What Karnataka's Petition Exposes
The structural problem is not unique to India. Standardized tests in the United States, the United Kingdom, and South Korea have all faced scandals involving leaked papers, organized cheating rings, and the limits of invigilation at scale. What is specific to the Indian context is the absence of a retest mechanism. NEET-UG offers no second attempt window, no adaptive testing, and no continuous assessment component. A single paper, a single day, a single outcome determines eligibility for an entire career trajectory.
That architecture concentrates risk. Students who experience medical emergencies on exam day, who face disruptions at their centre, or who contest the fairness of their question paper have limited recourse. The National Testing Agency, which administers NEET-UG, has resisted structural reforms on grounds of scalability, arguing that the sheer number of candidates—over two million register each year—makes multiple testing windows logistically unworkable. Critics counter that the agency's own operational record provides little reassurance that a single-window approach is worth the vulnerability it creates.

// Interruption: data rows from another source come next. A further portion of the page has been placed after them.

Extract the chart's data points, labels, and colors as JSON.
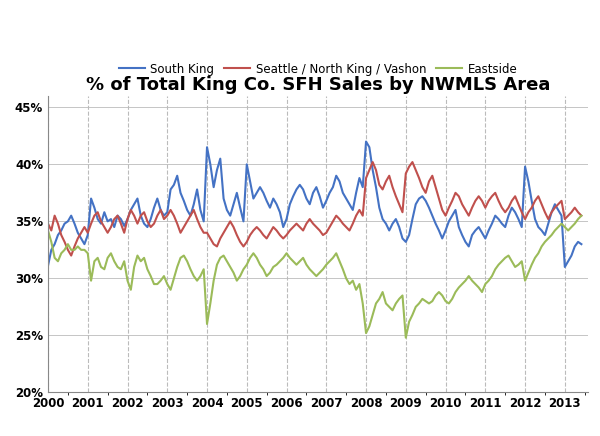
{
  "title": "% of Total King Co. SFH Sales by NWMLS Area",
  "legend_labels": [
    "South King",
    "Seattle / North King / Vashon",
    "Eastside"
  ],
  "line_colors": [
    "#4472C4",
    "#C0504D",
    "#9BBB59"
  ],
  "line_width": 1.5,
  "xlim": [
    2000.0,
    2013.583
  ],
  "ylim": [
    0.2,
    0.46
  ],
  "yticks": [
    0.2,
    0.25,
    0.3,
    0.35,
    0.4,
    0.45
  ],
  "xticks": [
    2000,
    2001,
    2002,
    2003,
    2004,
    2005,
    2006,
    2007,
    2008,
    2009,
    2010,
    2011,
    2012,
    2013
  ],
  "background_color": "#FFFFFF",
  "grid_color": "#AAAAAA",
  "south_king": [
    0.311,
    0.325,
    0.33,
    0.338,
    0.342,
    0.348,
    0.35,
    0.355,
    0.348,
    0.34,
    0.335,
    0.33,
    0.338,
    0.37,
    0.362,
    0.352,
    0.348,
    0.358,
    0.35,
    0.352,
    0.345,
    0.355,
    0.352,
    0.346,
    0.352,
    0.36,
    0.365,
    0.37,
    0.355,
    0.348,
    0.345,
    0.352,
    0.362,
    0.37,
    0.36,
    0.355,
    0.358,
    0.378,
    0.382,
    0.39,
    0.375,
    0.368,
    0.36,
    0.355,
    0.365,
    0.378,
    0.36,
    0.35,
    0.415,
    0.4,
    0.38,
    0.395,
    0.405,
    0.37,
    0.36,
    0.355,
    0.365,
    0.375,
    0.362,
    0.35,
    0.4,
    0.385,
    0.37,
    0.375,
    0.38,
    0.375,
    0.368,
    0.362,
    0.37,
    0.365,
    0.358,
    0.345,
    0.352,
    0.365,
    0.372,
    0.378,
    0.382,
    0.378,
    0.37,
    0.365,
    0.375,
    0.38,
    0.372,
    0.362,
    0.368,
    0.375,
    0.38,
    0.39,
    0.385,
    0.375,
    0.37,
    0.365,
    0.36,
    0.375,
    0.388,
    0.38,
    0.42,
    0.415,
    0.395,
    0.38,
    0.362,
    0.352,
    0.348,
    0.342,
    0.348,
    0.352,
    0.345,
    0.335,
    0.332,
    0.338,
    0.352,
    0.365,
    0.37,
    0.372,
    0.368,
    0.362,
    0.355,
    0.348,
    0.342,
    0.335,
    0.342,
    0.35,
    0.355,
    0.36,
    0.345,
    0.338,
    0.332,
    0.328,
    0.338,
    0.342,
    0.345,
    0.34,
    0.335,
    0.342,
    0.348,
    0.355,
    0.352,
    0.348,
    0.345,
    0.355,
    0.362,
    0.358,
    0.352,
    0.345,
    0.398,
    0.385,
    0.368,
    0.352,
    0.345,
    0.342,
    0.338,
    0.348,
    0.358,
    0.365,
    0.36,
    0.355,
    0.31,
    0.315,
    0.32,
    0.328,
    0.332,
    0.33
  ],
  "seattle": [
    0.348,
    0.342,
    0.355,
    0.348,
    0.338,
    0.332,
    0.325,
    0.32,
    0.328,
    0.335,
    0.34,
    0.345,
    0.34,
    0.348,
    0.355,
    0.358,
    0.35,
    0.345,
    0.34,
    0.345,
    0.352,
    0.355,
    0.348,
    0.34,
    0.352,
    0.36,
    0.355,
    0.348,
    0.355,
    0.358,
    0.35,
    0.345,
    0.348,
    0.355,
    0.36,
    0.352,
    0.355,
    0.36,
    0.355,
    0.348,
    0.34,
    0.345,
    0.35,
    0.355,
    0.36,
    0.352,
    0.345,
    0.34,
    0.34,
    0.335,
    0.33,
    0.328,
    0.335,
    0.34,
    0.345,
    0.35,
    0.345,
    0.338,
    0.332,
    0.328,
    0.332,
    0.338,
    0.342,
    0.345,
    0.342,
    0.338,
    0.335,
    0.34,
    0.345,
    0.342,
    0.338,
    0.335,
    0.338,
    0.342,
    0.345,
    0.348,
    0.345,
    0.342,
    0.348,
    0.352,
    0.348,
    0.345,
    0.342,
    0.338,
    0.34,
    0.345,
    0.35,
    0.355,
    0.352,
    0.348,
    0.345,
    0.342,
    0.348,
    0.355,
    0.36,
    0.355,
    0.388,
    0.395,
    0.402,
    0.395,
    0.382,
    0.378,
    0.385,
    0.39,
    0.38,
    0.372,
    0.365,
    0.358,
    0.392,
    0.398,
    0.402,
    0.395,
    0.388,
    0.38,
    0.375,
    0.385,
    0.39,
    0.38,
    0.37,
    0.36,
    0.355,
    0.362,
    0.368,
    0.375,
    0.372,
    0.365,
    0.36,
    0.355,
    0.362,
    0.368,
    0.372,
    0.368,
    0.362,
    0.368,
    0.372,
    0.375,
    0.368,
    0.362,
    0.358,
    0.362,
    0.368,
    0.372,
    0.365,
    0.358,
    0.352,
    0.358,
    0.362,
    0.368,
    0.372,
    0.365,
    0.358,
    0.352,
    0.358,
    0.362,
    0.365,
    0.368,
    0.352,
    0.355,
    0.358,
    0.362,
    0.358,
    0.355
  ],
  "eastside": [
    0.342,
    0.332,
    0.318,
    0.315,
    0.322,
    0.325,
    0.33,
    0.325,
    0.325,
    0.328,
    0.325,
    0.325,
    0.322,
    0.298,
    0.315,
    0.318,
    0.31,
    0.308,
    0.318,
    0.322,
    0.315,
    0.31,
    0.308,
    0.315,
    0.298,
    0.29,
    0.31,
    0.32,
    0.315,
    0.318,
    0.308,
    0.302,
    0.295,
    0.295,
    0.298,
    0.302,
    0.295,
    0.29,
    0.3,
    0.31,
    0.318,
    0.32,
    0.315,
    0.308,
    0.302,
    0.298,
    0.302,
    0.308,
    0.26,
    0.278,
    0.298,
    0.312,
    0.318,
    0.32,
    0.315,
    0.31,
    0.305,
    0.298,
    0.302,
    0.308,
    0.312,
    0.318,
    0.322,
    0.318,
    0.312,
    0.308,
    0.302,
    0.305,
    0.31,
    0.312,
    0.315,
    0.318,
    0.322,
    0.318,
    0.315,
    0.312,
    0.315,
    0.318,
    0.312,
    0.308,
    0.305,
    0.302,
    0.305,
    0.308,
    0.312,
    0.315,
    0.318,
    0.322,
    0.315,
    0.308,
    0.3,
    0.295,
    0.298,
    0.29,
    0.295,
    0.278,
    0.252,
    0.258,
    0.268,
    0.278,
    0.282,
    0.288,
    0.278,
    0.275,
    0.272,
    0.278,
    0.282,
    0.285,
    0.248,
    0.262,
    0.268,
    0.275,
    0.278,
    0.282,
    0.28,
    0.278,
    0.28,
    0.285,
    0.288,
    0.285,
    0.28,
    0.278,
    0.282,
    0.288,
    0.292,
    0.295,
    0.298,
    0.302,
    0.298,
    0.295,
    0.292,
    0.288,
    0.295,
    0.298,
    0.302,
    0.308,
    0.312,
    0.315,
    0.318,
    0.32,
    0.315,
    0.31,
    0.312,
    0.315,
    0.298,
    0.305,
    0.312,
    0.318,
    0.322,
    0.328,
    0.332,
    0.335,
    0.338,
    0.342,
    0.345,
    0.348,
    0.345,
    0.342,
    0.345,
    0.348,
    0.352,
    0.355
  ]
}
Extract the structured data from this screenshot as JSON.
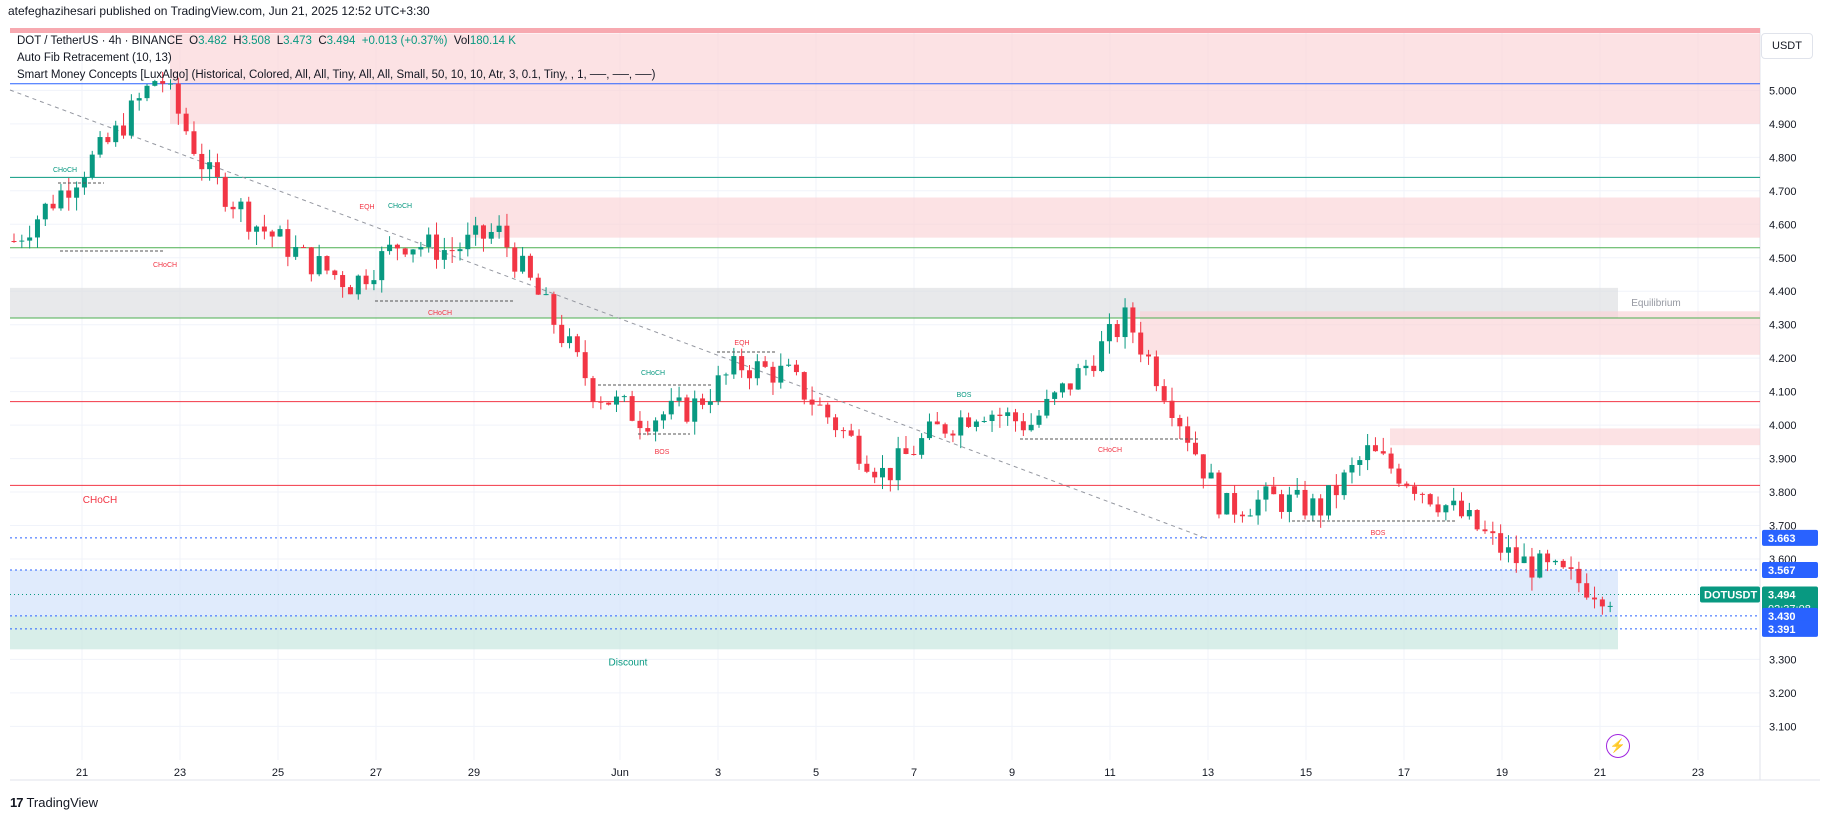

Karnataka's petition is directed at the Ministry of Education, which has not publicly responded. Legal experts expect the matter to be heard by the Supreme Court, which has adjudicated multiple challenges to NEET-UG's constitutionality over the past decade. The court has upheld the exam's validity but issued directives on transparency in question paper setting and grievance redressal. Whether those directives have been implemented to a standard that restores public confidence is a factual question the current petition puts directly to the central government.
The Stakes Ahead
If the Centre refuses Karnataka's request, the state has indicated it will explore legislative options to conduct its own parallel test for seats in Karnataka-based medical colleges. That approach would rekindle exactly the patchwork the original NEET-UG was designed to eliminate. Medical colleges in other states would face uncertainty about whether Karnataka-admitted students meet a common standard. Reciprocity agreements between states have historically been fragile, and a proliferation of state tests would complicate the National Medical Commission's regulatory function.
For the CBI prosecution, the stakes are more immediate. A conviction in the Latur case would set precedent for how the law treats impersonation in professional licensing examinations—specifically, whether it constitutes a fraud against the examination system or a fraud against the specific candidates displaced by fraudulently admitted students. The distinction matters for sentencing and for the regulatory response that follows.
What the Karnataka petition and the CBI case share is a diagnosis: the national examination infrastructure, as currently constituted, is not equipped to prevent or detect organized fraud at the scale that the Indian market for medical seats demands. Whether the remedy lies in restoring state autonomy, investing in biometric verification and continuous monitoring, or redesigning the assessment architecture entirely is a question the Ministry of Education has so far declined to answer on the record. In the meantime, over two million candidates will register for the next NEET-UG cycle with limited assurance that the system has changed.
This publication covered Karnataka's petition through The Indian Express reporting, which also provided the reporting on the CBI's Latur investigation. Wire coverage of NEET-UG reform debates has focused primarily on legal proceedings; Karnataka's administrative petition represents a shift toward the political and institutional dimensions of the problem.